Baosbheinn and Beinn an Eoin from Sail Mhor
Having done only a handful of routes and perhaps too many stormy walking days this season I was particularly keen that we make the most of the weather window and avoid a day's swimming. The north wests' best coire was certainly a good place to start. I vividly remember walking around Beinn Eighe in my first year with the Lairig Club. It was mid-december and a cold night in the tent was followed by a dark trudge in lashing rain, sleet and eventually thigh deep snow. A downpour of graupel and close proximity lighting had our hair on ends and it was with heavy legs that we arrived at the car later that day with only a long walk to our names. Regardless, the dramatic appearance of the dark knuckles making up the triple buttresses set against a toiling sky and streaming snow is one that i will not forget .
Tom 'The Grit Whisperer' Shaw - in quintessensial British garb!
With the new-age Lairig team and following a similar night of wind and lashing rain it was with heavy packs but a springy step that Tom and I made the long (and sunny) walk into Coire Mhic Fhearchair.
The aptly named 'Broad Terrace'
The East Buttress is a full on mountaineering day.
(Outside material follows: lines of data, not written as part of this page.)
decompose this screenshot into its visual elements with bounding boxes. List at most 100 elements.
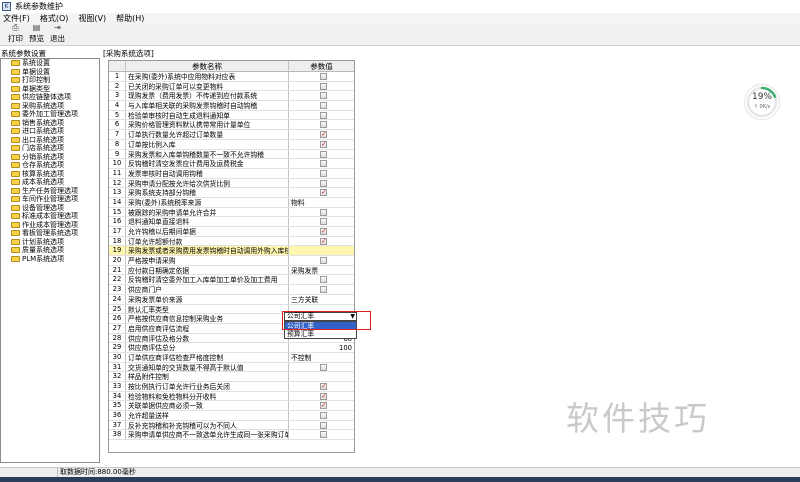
table-row[interactable]: 5 检验单审核时自动生成退料通知单 — [109, 110, 354, 121]
table-row[interactable]: 18 订单允许超额付款 — [109, 236, 354, 247]
tree-item[interactable]: 单据设置 — [1, 68, 99, 77]
exit-button[interactable]: ⇥ 退出 — [50, 23, 65, 44]
table-row[interactable]: 30 订单供应商评估检查严格度控制 不控制 — [109, 352, 354, 363]
param-value[interactable] — [289, 169, 354, 178]
checkbox-checked[interactable] — [320, 226, 327, 237]
tree-item[interactable]: PLM系统选项 — [1, 255, 99, 264]
table-row[interactable]: 37 反补充钩稽和补充钩稽可以为不同人 — [109, 420, 354, 431]
param-value[interactable] — [289, 372, 354, 381]
param-value[interactable]: 不控制 — [289, 353, 354, 362]
checkbox-checked[interactable] — [320, 381, 327, 392]
param-value[interactable] — [289, 111, 354, 120]
checkbox[interactable] — [320, 208, 327, 216]
checkbox[interactable] — [320, 92, 327, 100]
param-value[interactable] — [289, 256, 354, 265]
table-row[interactable]: 1 在采购(委外)系统中应用物料对应表 — [109, 72, 354, 82]
checkbox-checked[interactable] — [320, 236, 327, 247]
table-row[interactable]: 4 与入库单相关联的采购发票钩稽时自动钩稽 — [109, 101, 354, 111]
table-row[interactable]: 20 严格按申请采购 — [109, 256, 354, 266]
param-value[interactable]: 采购发票 — [289, 266, 354, 275]
checkbox[interactable] — [320, 102, 327, 110]
param-value[interactable] — [289, 363, 354, 372]
checkbox[interactable] — [320, 286, 327, 294]
print-button[interactable]: ⎙ 打印 — [8, 23, 23, 44]
table-row[interactable]: 16 退料通知单直接退料 — [109, 217, 354, 227]
table-row[interactable]: 38 采购申请单供应商不一致选单允许生成同一张采购订单 — [109, 430, 354, 441]
table-row[interactable]: 13 采购系统支持部分钩稽 — [109, 187, 354, 198]
param-value[interactable]: 物料 — [289, 198, 354, 207]
param-value[interactable] — [289, 208, 354, 217]
table-row[interactable]: 7 订单执行数量允许超过订单数量 — [109, 129, 354, 140]
param-value[interactable] — [289, 129, 354, 140]
menu-view[interactable]: 视图(V) — [78, 13, 106, 24]
checkbox[interactable] — [320, 121, 327, 129]
checkbox[interactable] — [320, 111, 327, 119]
table-row[interactable]: 15 被跟踪的采购申请单允许合并 — [109, 207, 354, 218]
param-value[interactable] — [289, 139, 354, 150]
param-value[interactable]: 三方关联 — [289, 295, 354, 304]
param-value[interactable] — [289, 159, 354, 168]
param-value[interactable] — [289, 179, 354, 188]
dropdown-option[interactable]: 预算汇率 — [285, 330, 356, 338]
table-row[interactable]: 3 现购发票（费用发票）不传递到应付款系统 — [109, 91, 354, 102]
table-row[interactable]: 29 供应商评估总分 100 — [109, 343, 354, 353]
param-value[interactable] — [289, 226, 354, 237]
table-row[interactable]: 21 应付款日期确定依据 采购发票 — [109, 265, 354, 276]
table-row[interactable]: 11 发票审核时自动调用钩稽 — [109, 168, 354, 179]
table-row[interactable]: 2 已关闭的采购订单可以变更物料 — [109, 81, 354, 92]
param-value[interactable] — [289, 285, 354, 294]
param-value[interactable] — [289, 411, 354, 420]
checkbox[interactable] — [320, 276, 327, 284]
param-value[interactable] — [289, 72, 354, 81]
param-value[interactable] — [289, 391, 354, 402]
param-value[interactable]: 100 — [289, 343, 354, 352]
checkbox-checked[interactable] — [320, 187, 327, 198]
table-row[interactable]: 8 订单按比例入库 — [109, 139, 354, 150]
param-value[interactable] — [289, 120, 354, 129]
checkbox-checked[interactable] — [320, 391, 327, 402]
table-row[interactable]: 17 允许钩稽以后期间单据 — [109, 226, 354, 237]
param-value[interactable] — [289, 217, 354, 226]
param-value[interactable] — [289, 430, 354, 439]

Beginning with a traverse of the aptly named broad terrace, it takes a fairly direct line of mixed chimneys, steps and the odd thrutchy corner to arrive easily atop the wide plateau.
David Riley seconding the first pitch.
The climbing itself is secondary to the grand position attained on the buttress crest. Often incessant snow showers came in from midday, but perched comfortably on a ledge in relative comfort i enjoyed the situation after the tremendous bout of bad weather. From my seated belay and the company of a club bar I wondered at the staggered chimneys of East Central Wall and the streaming gully below. On Central Buttress i spotted a lonely stoic raven, noisily guarding its perch. Further north the familiar couple of Baosbheinn and Beinn an Eoin huddled together amidst the heather. Any storm sought frustration had vanished and i was reminded of what i love about winter climbing.
Tom almost at the end of the difficulties
Erratic behaviour in the form of selfies - likely prompted by summit fever
Myself and Callum, gaining inspiration for a hill walk before the most important event of the sunday.
The title is perhaps the only intriguing reading in this blog and i should highlight now that a large badger was neccesarily slain on the A95 on saturday evening. I have a picture of the old boy but he was in an understandably poor state and would not have wished for a feature on my blog. On our return journey we did however manage to slash the tyre and now consider the balance firmly restored!